Turkey's election officials have overturned the election of a pro-Kurdish mayoral candidate in the eastern city of Van, his party said on Tuesday, triggering protests and clashes with police as opposition politicians criticised the move.
Police used tear gas and water cannon to break up a demonstration in Van, where the DEM party said its candidate in Sunday's municipal elections was ruled ineligible at the last minute. Demonstrations were also held in economic hub Istanbul.
The ruling was "unacceptable", Istanbul's re-elected mayor Ekrem Imamoglu, seen as a likely presidential candidate in the next election, posted on X (formerly Twitter).
He called on the government and electoral commission to "respect the people's will".
During nationwide municipal elections Sunday, DEM's Abdullah Zeydan had garnered over 55 percent of the vote in Van, which lies on Lake Van around 80 kilometres (50 miles) from Turkey's eastern border with Iran.
His exclusion left the way clear for the candidate from President Recep Tayyip Erdogan's ruling Justice and Development Party (AKP) to take the mayorship with just 27 percent of the vote, DEM added in a statement.
DEM said that just two days before the vote, the justice ministry had reversed a court decision that restored Zeydan's right to stand for election.
Zeydan had been elected to parliament on the HDP (now DEM) ticket in 2015, but arrested in 2016 with a dozen other deputies after criticising the Turkish army's aerial bombardments of outlawed Kurdish militants in the southeast.
Speaking to reporters during a rally outside the Supreme Election Board in the capital Ankara DEM co-chair Tuncer Bakirhan told reporters that Van had suffered a "political coup".
Residents of the region reject mayors imposed on them by the exclusion of candidates who won the vote, he said.
"This is not the way to respect the will of the people" as Erdogan had promised to do on election night, Selahattin Demirtas, a former DEM leader, said in a statement from prison where he has been held since 2016 on terrorism charges.
"We call on all our people, especially the people of Van, and all pro-democracy forces and political parties to stand against this unlawfulness," he added in the text communicated via his lawyers.

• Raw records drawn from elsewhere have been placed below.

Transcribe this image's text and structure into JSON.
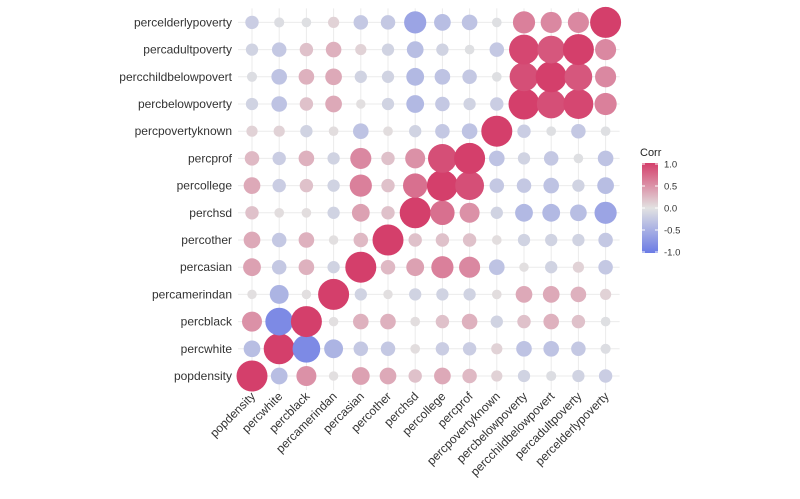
{
  "chart_data": {
    "type": "heatmap",
    "style": "circle",
    "variables": [
      "popdensity",
      "percwhite",
      "percblack",
      "percamerindan",
      "percasian",
      "percother",
      "perchsd",
      "percollege",
      "percprof",
      "percpovertyknown",
      "percbelowpoverty",
      "percchildbelowpovert",
      "percadultpoverty",
      "percelderlypoverty"
    ],
    "matrix": [
      [
        1.0,
        -0.35,
        0.5,
        0.02,
        0.4,
        0.35,
        0.2,
        0.35,
        0.25,
        0.1,
        -0.15,
        -0.05,
        -0.15,
        -0.2
      ],
      [
        -0.35,
        1.0,
        -0.85,
        -0.45,
        -0.25,
        -0.25,
        0.03,
        -0.2,
        -0.2,
        0.1,
        -0.3,
        -0.3,
        -0.25,
        -0.05
      ],
      [
        0.5,
        -0.85,
        1.0,
        0.02,
        0.3,
        0.3,
        0.03,
        0.2,
        0.3,
        -0.15,
        0.2,
        0.3,
        0.2,
        -0.03
      ],
      [
        0.02,
        -0.45,
        0.02,
        1.0,
        -0.15,
        0.02,
        -0.15,
        -0.15,
        -0.15,
        0.03,
        0.35,
        0.35,
        0.3,
        0.1
      ],
      [
        0.4,
        -0.25,
        0.3,
        -0.15,
        1.0,
        0.25,
        0.4,
        0.6,
        0.55,
        -0.3,
        0.02,
        -0.15,
        0.1,
        -0.25
      ],
      [
        0.35,
        -0.25,
        0.3,
        0.02,
        0.25,
        1.0,
        0.2,
        0.2,
        0.2,
        0.03,
        -0.15,
        -0.15,
        -0.15,
        -0.25
      ],
      [
        0.2,
        0.03,
        0.03,
        -0.15,
        0.4,
        0.2,
        1.0,
        0.7,
        0.5,
        -0.15,
        -0.4,
        -0.4,
        -0.35,
        -0.6
      ],
      [
        0.35,
        -0.2,
        0.2,
        -0.15,
        0.6,
        0.2,
        0.7,
        1.0,
        0.9,
        -0.25,
        -0.25,
        -0.3,
        -0.15,
        -0.35
      ],
      [
        0.25,
        -0.2,
        0.3,
        -0.15,
        0.55,
        0.2,
        0.5,
        0.9,
        1.0,
        -0.3,
        -0.15,
        -0.25,
        -0.03,
        -0.3
      ],
      [
        0.1,
        0.1,
        -0.15,
        0.03,
        -0.3,
        0.03,
        -0.15,
        -0.25,
        -0.3,
        1.0,
        -0.2,
        -0.03,
        -0.25,
        -0.03
      ],
      [
        -0.15,
        -0.3,
        0.2,
        0.35,
        0.02,
        -0.15,
        -0.4,
        -0.25,
        -0.15,
        -0.2,
        1.0,
        0.9,
        0.95,
        0.6
      ],
      [
        -0.05,
        -0.3,
        0.3,
        0.35,
        -0.15,
        -0.15,
        -0.4,
        -0.3,
        -0.25,
        -0.03,
        0.9,
        1.0,
        0.85,
        0.55
      ],
      [
        -0.15,
        -0.25,
        0.2,
        0.3,
        0.1,
        -0.15,
        -0.35,
        -0.15,
        -0.03,
        -0.25,
        0.95,
        0.85,
        1.0,
        0.55
      ],
      [
        -0.2,
        -0.05,
        -0.03,
        0.1,
        -0.25,
        -0.25,
        -0.6,
        -0.35,
        -0.3,
        -0.03,
        0.6,
        0.55,
        0.55,
        1.0
      ]
    ],
    "legend": {
      "title": "Corr",
      "ticks": [
        "1.0",
        "0.5",
        "0.0",
        "-0.5",
        "-1.0"
      ],
      "placement": "right"
    },
    "colors": {
      "low": "#6B7BE5",
      "mid": "#E2E2E2",
      "high": "#D43F6B"
    },
    "range": [
      -1,
      1
    ],
    "grid": true
  }
}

Zeydan can appeal the decision that sparked protests in Van province, home to around 1.1 million people.
Television footage showed hundreds of protesters gathered outside DEM's Van headquarters in a show of solidarity.
"Abdullah Zeydan is our honour," they chanted. "Government-appointed trustees cannot deter us."
Police fired tear gas and water cannon to break up the protest.
Some 150 people also rallied on the Asian side of Istanbul to protest the regional electoral commission's decision, unfurling banners reading: "No to government trustees" and "Don't touch the will of Kurdish people", according to an AFP photographer on the scene.
AKP spokesman Omer Celik said the issue was at the discretion of the regional election commission, not the government in Ankara.
"If (the party) wants to appeal the decision, the mechanisms for that are clear," he told reporters after the party's central executive committee meeting.
Celik also criticised the scuffles in Van between the police and protesters, who he claimed hurled stones at the officers.
"Democratic protest is everyone's right. There is no place for turning it into a violent incident or attacking the police," he said.
Ozgur Ozel, leader of the opposition CHP Party whose candidates won Istanbul and Ankara as well as inner Anatolian cities in Sunday's vote, backed DEM, calling the overturning of Zeydan's victory a "disgrace".
DEM - accused by authorities of links to outlawed Kurdish militants - during Sunday's municipal vote captured control of mayorships of large towns in Turkey's Kurdish-majority southeast, including the region's largest city Diyarbakir.
Following the 2019 elections, 52 mayors elected in the southeast on the HDP (now DEM) ticket were stripped of office and replaced by state-appointed administrators for alleged ties to Kurdish militants.
That followed a 2016 coup attempt against Erdogan's government, which prompted a massive crackdown on opponents of all stripes.